Título: Calmaria com Espanha tende a ser temporária
Autor: Pacheco , Filipe
Fonte: Valor Econômico, 04/07/2012, Finanças, p. C11

A semana tem sido de relativa calmaria nos mercados financeiros para a Espanha. Desde que foi divulgado, na última sexta-feira, o acordo dos líderes da zona do euro para um fundo de socorro de € 500 bilhões para apoiar a recapitalização direta de bancos em dificuldades, o principal indicador da bolsa de Madri se valorizou 7,41% - sendo que acumulava queda anual de 22,17% até o fechamento de quinta.

No entanto, a fragilidade da economia espanhola vai muito além dos problemas enfrentados por seu sistema bancário e o alívio vivenciado no momento tende a ser temporário, defende o professor Eduardo Martínez Abascal, especialista em finanças e sistema bancário do IESE Business School, uma das mais importantes escolas de economia da Espanha.

Ontem o ministro das Finanças espanhol, Luis de Guindos, afirmou que os termos finais da ajuda de até € 100 bilhões da União Europeia para o país provavelmente permitirão que os fundos sejam canalizados diretamente para as instituições financeiras. Assim, as cifras não pesarão diretamente como dívida do governo espanhol.

A finalização dos termos do acordo é esperada para a próxima segunda-feira, dia 9, quando ministros das Finanças da região se reúnem em Bruxelas. Porém, uma fonte próxima à questão disse à agência Reuters que são necessários "mais alguns dias", e um novo encontro estaria sendo "programado" para 20 de julho.

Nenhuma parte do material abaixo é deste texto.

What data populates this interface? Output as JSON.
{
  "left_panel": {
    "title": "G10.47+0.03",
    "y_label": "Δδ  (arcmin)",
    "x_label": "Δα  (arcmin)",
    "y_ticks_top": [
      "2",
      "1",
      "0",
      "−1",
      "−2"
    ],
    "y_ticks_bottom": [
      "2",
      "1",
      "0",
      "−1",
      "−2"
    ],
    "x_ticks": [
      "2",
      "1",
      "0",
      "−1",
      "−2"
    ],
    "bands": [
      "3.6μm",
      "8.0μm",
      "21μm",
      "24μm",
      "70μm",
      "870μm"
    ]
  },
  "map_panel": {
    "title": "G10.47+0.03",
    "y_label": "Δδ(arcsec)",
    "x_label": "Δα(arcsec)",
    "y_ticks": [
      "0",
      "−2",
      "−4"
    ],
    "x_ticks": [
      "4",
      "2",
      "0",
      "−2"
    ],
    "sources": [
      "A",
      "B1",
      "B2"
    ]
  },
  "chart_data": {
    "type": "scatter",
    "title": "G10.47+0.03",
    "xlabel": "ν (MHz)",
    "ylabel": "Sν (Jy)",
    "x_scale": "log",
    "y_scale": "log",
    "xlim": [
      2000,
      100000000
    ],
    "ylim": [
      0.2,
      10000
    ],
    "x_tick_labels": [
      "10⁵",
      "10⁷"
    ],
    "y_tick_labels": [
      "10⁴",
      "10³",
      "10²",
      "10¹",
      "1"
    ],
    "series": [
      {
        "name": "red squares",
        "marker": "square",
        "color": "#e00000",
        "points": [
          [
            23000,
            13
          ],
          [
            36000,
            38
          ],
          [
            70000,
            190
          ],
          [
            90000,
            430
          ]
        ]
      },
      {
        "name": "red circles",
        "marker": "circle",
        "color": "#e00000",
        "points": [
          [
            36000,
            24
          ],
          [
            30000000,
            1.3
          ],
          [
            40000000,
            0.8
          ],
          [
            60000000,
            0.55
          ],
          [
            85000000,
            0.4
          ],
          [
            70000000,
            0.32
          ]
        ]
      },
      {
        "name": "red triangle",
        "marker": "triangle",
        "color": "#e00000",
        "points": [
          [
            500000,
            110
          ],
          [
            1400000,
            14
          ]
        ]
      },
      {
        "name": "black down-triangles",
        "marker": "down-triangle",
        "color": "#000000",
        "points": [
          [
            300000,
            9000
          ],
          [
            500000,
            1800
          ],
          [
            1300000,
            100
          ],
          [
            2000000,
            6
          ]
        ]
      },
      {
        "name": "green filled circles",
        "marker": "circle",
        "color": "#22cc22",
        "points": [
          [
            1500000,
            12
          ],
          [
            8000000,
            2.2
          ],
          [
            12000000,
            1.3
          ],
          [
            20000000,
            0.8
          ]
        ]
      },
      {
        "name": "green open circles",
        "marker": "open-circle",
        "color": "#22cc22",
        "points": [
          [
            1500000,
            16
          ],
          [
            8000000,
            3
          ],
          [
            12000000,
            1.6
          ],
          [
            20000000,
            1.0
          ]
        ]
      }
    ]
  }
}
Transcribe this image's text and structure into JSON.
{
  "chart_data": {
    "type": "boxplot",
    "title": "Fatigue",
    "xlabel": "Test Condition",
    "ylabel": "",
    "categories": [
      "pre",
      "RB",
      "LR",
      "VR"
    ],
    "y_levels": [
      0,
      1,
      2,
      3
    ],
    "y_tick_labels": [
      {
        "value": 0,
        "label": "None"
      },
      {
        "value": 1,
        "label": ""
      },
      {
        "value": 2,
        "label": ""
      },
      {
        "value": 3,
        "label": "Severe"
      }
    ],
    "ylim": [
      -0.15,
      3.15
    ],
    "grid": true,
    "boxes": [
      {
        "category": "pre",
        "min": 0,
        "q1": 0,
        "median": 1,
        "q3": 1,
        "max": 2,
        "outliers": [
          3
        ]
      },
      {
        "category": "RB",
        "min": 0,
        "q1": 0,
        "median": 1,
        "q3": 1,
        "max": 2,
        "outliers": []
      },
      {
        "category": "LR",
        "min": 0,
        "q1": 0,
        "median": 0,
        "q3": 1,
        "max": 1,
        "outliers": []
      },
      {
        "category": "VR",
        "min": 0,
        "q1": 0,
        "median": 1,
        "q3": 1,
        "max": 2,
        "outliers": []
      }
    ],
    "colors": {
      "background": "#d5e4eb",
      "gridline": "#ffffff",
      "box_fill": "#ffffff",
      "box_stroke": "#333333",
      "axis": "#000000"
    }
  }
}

"Temos vários problemas que acontecem ao mesmo tempo na Europa e na Espanha, é como um corpo com vários órgãos doentes", explica o professor. "Vimos até agora uma falta de atuação por parte do conjunto europeu, ao mesmo tempo em que havia uma forte intranquilidade dos mercados financeiros. Por isso, temos que tratar vários sintomas ao mesmo tempo", disse o especialista em entrevista ao Valor na sede do IESE em São Paulo.

Na última reunião da União Europeia, foi acordado que o Banco Central Europeu (BCE) fará a supervisão direta dos bancos da zona do euro. Caberá também à instituição a autorização para o acionamento do apoio a países da região por meio da compra de bônus por fundo de resgate. "Quanto mais centralizada for a atuação, melhor", defende Abascal. Mas ele considera que uma injeção direta de capital no sistema bancário espanhol, apesar de extremamente necessária para evitar uma quebradeira no país, não irá resolver o problema dos fraquíssimos indicadores de crescimento da economia.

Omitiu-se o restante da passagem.